Looking at the sentiment of his most used words could also give us insight into this idea.
louis_sentiment_graph<- louis_words %>%
head(10) %>%
ggplot(aes(word, n)) + geom_col ()
louis_sentiment_graph <-louis_words %>%
inner_join(get_sentiments("afinn"))
louis_sentiment_graph %>%
head(10) %>%
ggplot(aes(reorder(word, n), n, fill=value)) +
geom_col() +
coord_flip() +
ggtitle("Louis Tomlinson Sentiment of Top 10 Words")+
labs(x="Words",y="Occurences")+
theme_solarized()+
scale_fill_gradient(low="red", high="purple")
The scale for Tomlinson’s most frequent sentiment goes from -3 to 3, which is slightly wider than that of One Direction. There appears to be several words that fall into the neutral to negative range with only 4 words being clearly positive, one of which being “yeah”. It looks like Tomlinson uses strong and descriptive language to achieve getting sentiment accross in his music, but does not lean in an obvious direction to either the positive or negative side.

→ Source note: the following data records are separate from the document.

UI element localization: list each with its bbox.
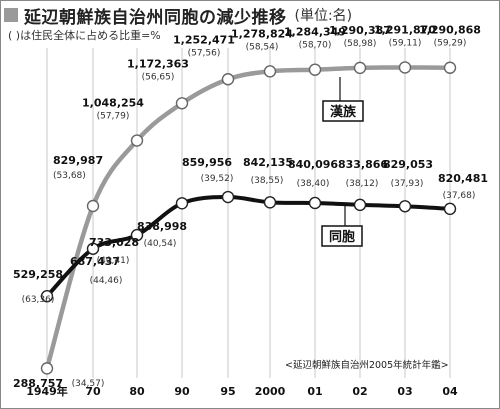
han-value-label-4: 1,252,471 [173, 33, 235, 46]
han-value-label-6: 1,284,349 [284, 26, 346, 39]
korean-point-2 [130, 228, 144, 242]
korean-value-label-8: 829,053 [383, 158, 433, 171]
series-line-korean [45, 195, 451, 298]
source-note: <延辺朝鮮族自治州2005年統計年鑑> [285, 360, 449, 371]
korean-point-1 [86, 242, 100, 255]
korean-share-label-9: (37,68) [443, 191, 476, 201]
han-value-label-3: 1,172,363 [127, 57, 189, 70]
korean-value-label-1: 687,437 [70, 255, 120, 268]
han-point-0 [40, 362, 54, 375]
han-value-label-0: 288,757 [13, 377, 63, 390]
korean-share-label-3: (40,54) [144, 239, 177, 249]
chart-subtitle: ( )は住民全体に占める比重=% [8, 29, 161, 42]
korean-value-label-0: 529,258 [13, 268, 63, 281]
han-point-9 [443, 61, 457, 74]
chart-unit: (単位:名) [294, 8, 353, 24]
han-share-label-8: (59,11) [389, 38, 422, 48]
korean-series-label: 同胞 [329, 229, 355, 245]
han-point-3 [175, 97, 189, 110]
han-point-8 [398, 61, 412, 74]
korean-share-label-5: (38,55) [251, 176, 284, 186]
han-share-label-3: (56,65) [142, 72, 175, 82]
korean-value-label-4: 859,956 [182, 156, 232, 169]
korean-point-8 [398, 200, 412, 213]
korean-value-label-7: 833,866 [338, 158, 388, 171]
korean-value-label-2: 733,028 [89, 236, 139, 249]
x-tick-label-7: 02 [352, 385, 367, 398]
x-tick-label-5: 2000 [255, 385, 286, 398]
korean-point-4 [221, 190, 235, 204]
korean-share-label-1: (44,46) [90, 276, 123, 286]
korean-point-7 [353, 198, 367, 212]
han-share-label-5: (58,54) [246, 42, 279, 52]
korean-value-label-9: 820,481 [438, 172, 488, 185]
chart-title: 延辺朝鮮族自治州同胞の減少推移 [24, 7, 287, 28]
han-point-2 [130, 134, 144, 147]
han-point-6 [308, 63, 322, 76]
han-point-1 [86, 199, 100, 213]
x-tick-label-1: 70 [85, 385, 101, 398]
x-tick-label-6: 01 [307, 385, 322, 398]
chart-header: 延辺朝鮮族自治州同胞の減少推移 (単位:名) [4, 3, 353, 28]
han-share-label-4: (57,56) [188, 48, 221, 58]
korean-value-label-6: 840,096 [288, 158, 338, 171]
han-series-label: 漢族 [330, 104, 357, 120]
korean-share-label-2: (40,41) [97, 256, 130, 266]
header-square-icon [4, 8, 18, 22]
korean-share-label-7: (38,12) [346, 179, 379, 189]
han-share-label-0: (34,57) [72, 379, 105, 389]
han-point-7 [353, 61, 367, 75]
korean-callout-box [321, 225, 363, 247]
korean-value-label-3: 838,998 [137, 220, 187, 233]
han-value-label-7: 1,290,387 [329, 24, 391, 37]
korean-share-label-0: (63,36) [22, 295, 55, 305]
han-value-label-9: 1,290,868 [419, 24, 481, 37]
korean-point-0 [40, 290, 54, 303]
x-tick-label-2: 80 [129, 385, 145, 398]
korean-point-5 [263, 196, 277, 209]
han-share-label-7: (58,98) [344, 39, 377, 49]
han-share-label-6: (58,70) [299, 41, 332, 51]
han-value-label-8: 1,291,870 [374, 23, 436, 36]
han-share-label-9: (59,29) [434, 39, 467, 49]
korean-share-label-4: (39,52) [201, 174, 234, 184]
korean-share-label-8: (37,93) [391, 179, 424, 189]
x-tick-label-4: 95 [220, 385, 235, 398]
han-value-label-1: 829,987 [53, 154, 103, 167]
han-share-label-1: (53,68) [53, 171, 86, 181]
han-callout-box [322, 100, 364, 122]
han-value-label-5: 1,278,824 [231, 27, 293, 40]
han-point-4 [221, 73, 235, 86]
korean-point-6 [308, 196, 322, 210]
han-point-5 [263, 65, 277, 78]
x-tick-label-9: 04 [442, 385, 458, 398]
han-value-label-2: 1,048,254 [82, 97, 144, 110]
x-tick-label-3: 90 [174, 385, 190, 398]
korean-point-9 [443, 202, 457, 216]
korean-point-3 [175, 197, 189, 210]
x-tick-label-0: 1949年 [26, 384, 68, 398]
korean-share-label-6: (38,40) [297, 179, 330, 189]
x-tick-label-8: 03 [397, 385, 412, 398]
korean-value-label-5: 842,135 [243, 156, 293, 169]
han-share-label-2: (57,79) [97, 112, 130, 122]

With more artistic and creative freedom working as solo artists, the former members of One Direction all had the ability to make their music their own. Since the band was known for their upbeat, pop songs that were geared towards a young female audience, it would be reasonable to assume that after going solo their music would grow along with them. Based on this analysis, we see that all five band members put out music that contained lyrics that were more diverse in content than that of One Direction as a whole. Less generic and more specific words were used and often more mature langauge, such as curse words and sexual references. Each artist adapted their own style of music which could contribute to the shift in lyrics, though further analysis into the music itself and not just the lyrics would get a better picture of how the each band member drifted towards certain genres. The part of my hypothesis predicting more mature lyrics from the individual members appeared to hold up after looking at the data. The langauge used and the kinds of words that are frequented differ from that of the band. What has not been proven is whether each member got more negative in their lyrics after going solo. While some artists have more albums than others, the mean positive and negative sentiment values are only slightly different across the board from that of One Direction and aren’t enough to make a definitive conlusion. We do see more graphic and descriptive negative words, but that ties into the maturity aspect moreso than overall sentiment. Each band member has fairly balanced lyrics in terms of sentiment and the only major difference we see from One Direction is the content of the lyrics themselves. There is also not one single artist that stands out as differing the most from the band, as both content and sentiment of their lyrics generally are different in their own way. The main takeaway from this analysis is each former member of One Direction found their own voice and wrote songs that matched their individual style with more mature and descriptive content lyrically.